What you measure, and how you interpret it, is important. Chris Zacharias described that lesson in the history of YouTube, in Page Weight Matters.
After deploying a customized video page that dropped the page weight from 1.2 MB to 98 KB he found their “average aggregate page latency” had increased. That of course didn’t make any sense, how do you make a huge performance improvement and end up with real user monitoring ( RUM ) results that show the average experience getting worse. It wasn’t until they dug down to a more granular level that the answer became apparent:
When we plotted the data geographically and compared it to our total numbers broken out by region, there was a disproportionate increase in traffic from places like Southeast Asia, South America, Africa, and even remote regions of Siberia. Further investigation revealed that, in these places, the average page load time under Feather was over TWO MINUTES! This meant that a regular video page, at over a megabyte, was taking more than TWENTY MINUTES to load! This was the penalty incurred before the video stream even had a chance to show the first frame. Correspondingly, entire populations of people simply could not use YouTube because it took too long to see anything. Under Feather, despite it taking over two minutes to get to the first frame of video, watching a video actually became a real possibility. Over the week, word of Feather had spread in these areas and our numbers were completely skewed as a result. Large numbers of people who were previously unable to use YouTube before were suddenly able to.

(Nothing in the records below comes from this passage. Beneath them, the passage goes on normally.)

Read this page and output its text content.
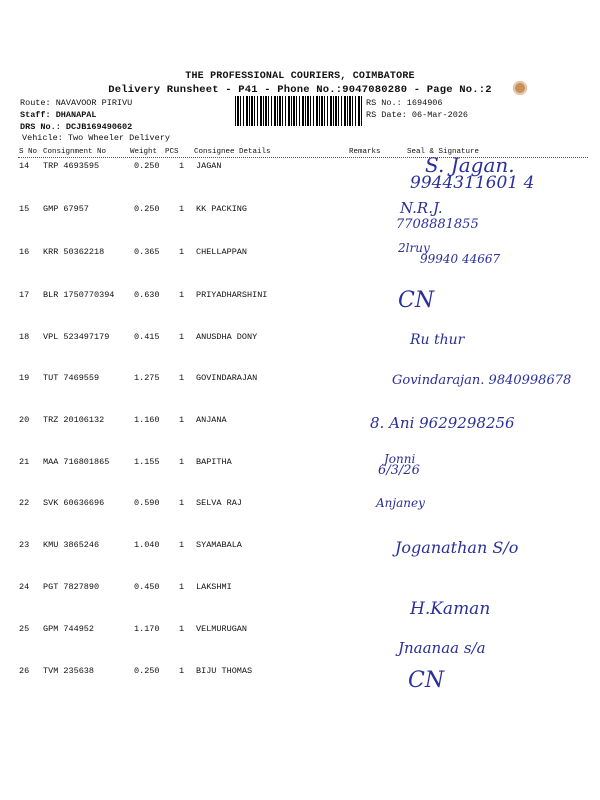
THE PROFESSIONAL COURIERS, COIMBATORE
Delivery Runsheet - P41 - Phone No.:9047080280 - Page No.:2
Route: NAVAVOOR PIRIVU
Staff: DHANAPAL
DRS No.: DCJB169490602
Vehicle: Two Wheeler Delivery
RS No.: 1694906
RS Date: 06-Mar-2026
S No Consignment No	Weight PCS Consignee Details	Remarks	Seal & Signature
14 TRP 4693595	0.250 1 JAGAN	S. Jagan.
9944311601 4
15 GMP 67957	0.250 1 KK PACKING	N.R.J.
7708881855
16 KRR 50362218	0.365 1 CHELLAPPAN	2lruy
99940 44667
17 BLR 1750770394 0.630 1 PRIYADHARSHINI	CN
18 VPL 523497179	0.415 1 ANUSDHA DONY	Ru thur
19 TUT 7469559	1.275 1 GOVINDARAJAN	Govindarajan. 9840998678
20 TRZ 20106132	1.160 1 ANJANA	8. Ani 9629298256
21 MAA 716801865	1.155 1 BAPITHA	Jonni
6/3/26
22 SVK 60636696	0.590 1 SELVA RAJ	Anjaney
23 KMU 3865246	1.040 1 SYAMABALA	Joganathan S/o
24 PGT 7827890	0.450 1 LAKSHMI
H.Kaman
25 GPM 744952	1.170 1 VELMURUGAN
Jnaanaa s/a
26 TVM 235638	0.250 1 BIJU THOMAS	CN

It isn’t hard to imagine a similar process happening to sites today.
Take a site that is so big and slow on mobile devices that only 3% of their page views are on mobile devices. It just isn’t worth trying to load the page on anything except laptops and desktops on fast wifi connections. Then they take the time to dramatically reshape the site, improving mobile page load by 10X. That in turn increases their mobile views from 3% to 48%. Such a huge shift in the audience is going to impact a number of metrics. The total average of some modern measurements like first contentful paint could actually get worse in that scenario, instead of better.
Audience shifts like that can have unexpected results. That is the same reason why it is hard to compare RUM performance results across different sites. Unless the makeup of their audience is very similar, it is easy for the comparison to give unexpected results.